Budget: EIC and VCTs get two years to invest their funds but no extension of tax relief
22 April 2009
The Government is to make four legislative changes to the Enterprise Investment Schemes (EIS) following a consultation last year, including a relaxation of the timing rules for employing money raised from a share issue, a measure which will also be applied to the Venture Capital Trusts (VCT) and Corporate Venturing Schemes.
The rule change will take effect from 22 April.
However, Martin Churchill, editor of the Tax Efficient Review does not believe the change is significant.
He said: "Today's changes are meaningless tinkering. A real positive would have been if the rate of income tax relief had been raised to 40 per cent."
Priti Patel, tax shelter investment consultant at Allenbridge Group said: "It is a bit of a surprise that there have been no changes to income tax relief as many thought there would be."
Nevertheless Churchill believes that in future there may be increased interest in VCTs from higher earners due to restrictions on pension tax relief for those on incomes over £150,000, to taper it down to 20 per cent. These restrictions will be implemented from April 2011.
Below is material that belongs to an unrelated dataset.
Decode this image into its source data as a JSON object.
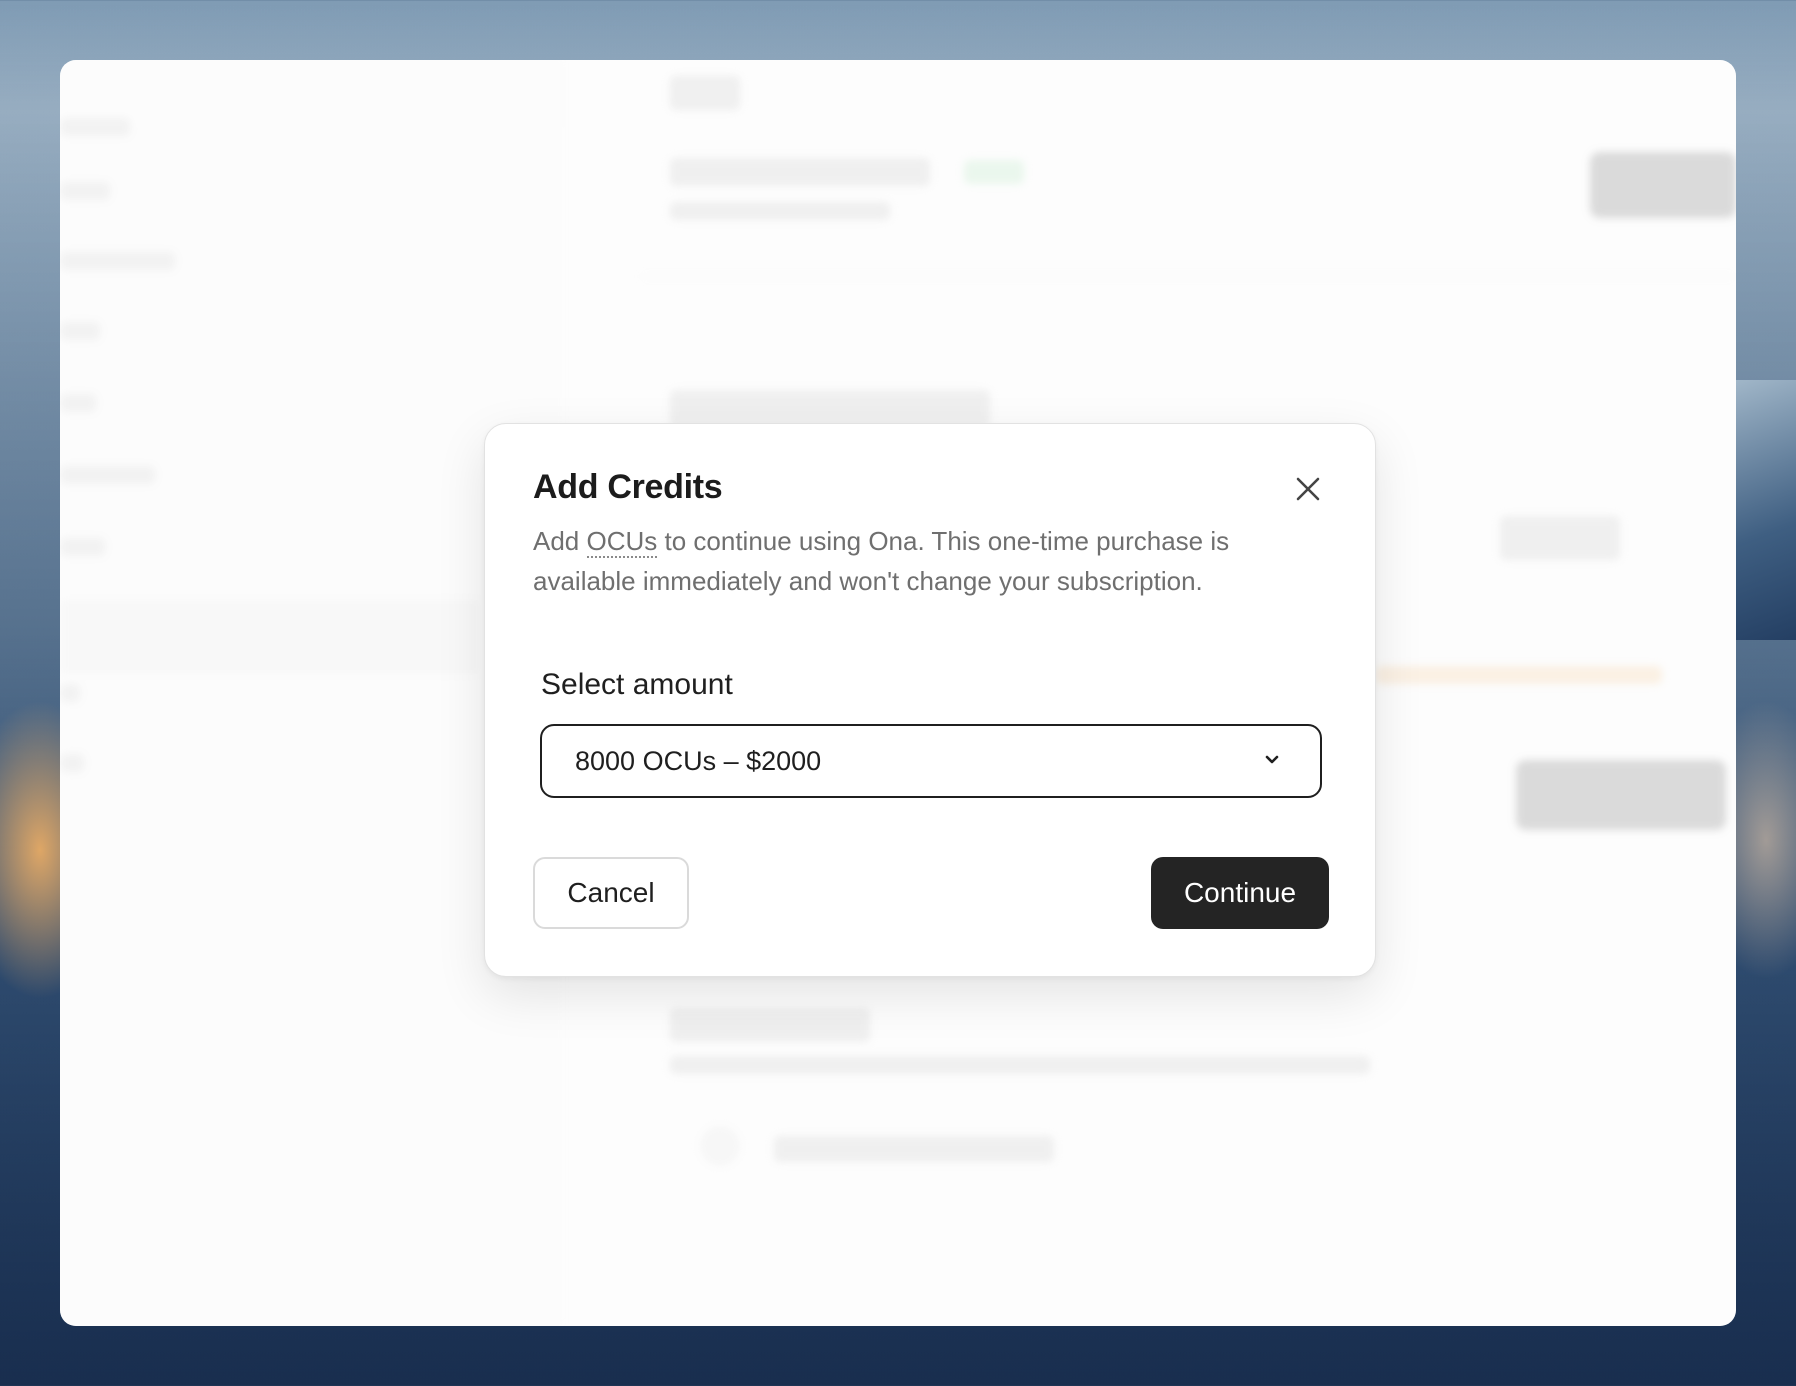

Another change announced regards carrying back income tax relief to the previous year by claiming that qualifying shares are treated as having been issued in the previous year. Currently this is restricted to shares issued before 6 October and subject to a limit of half the subscriptions in that period, up to £50,000.
These restrictions will be removed.
But Churchill said very few VCT shareholders do this and typically with sums of an insignificant size, so the change does not offer much benefit.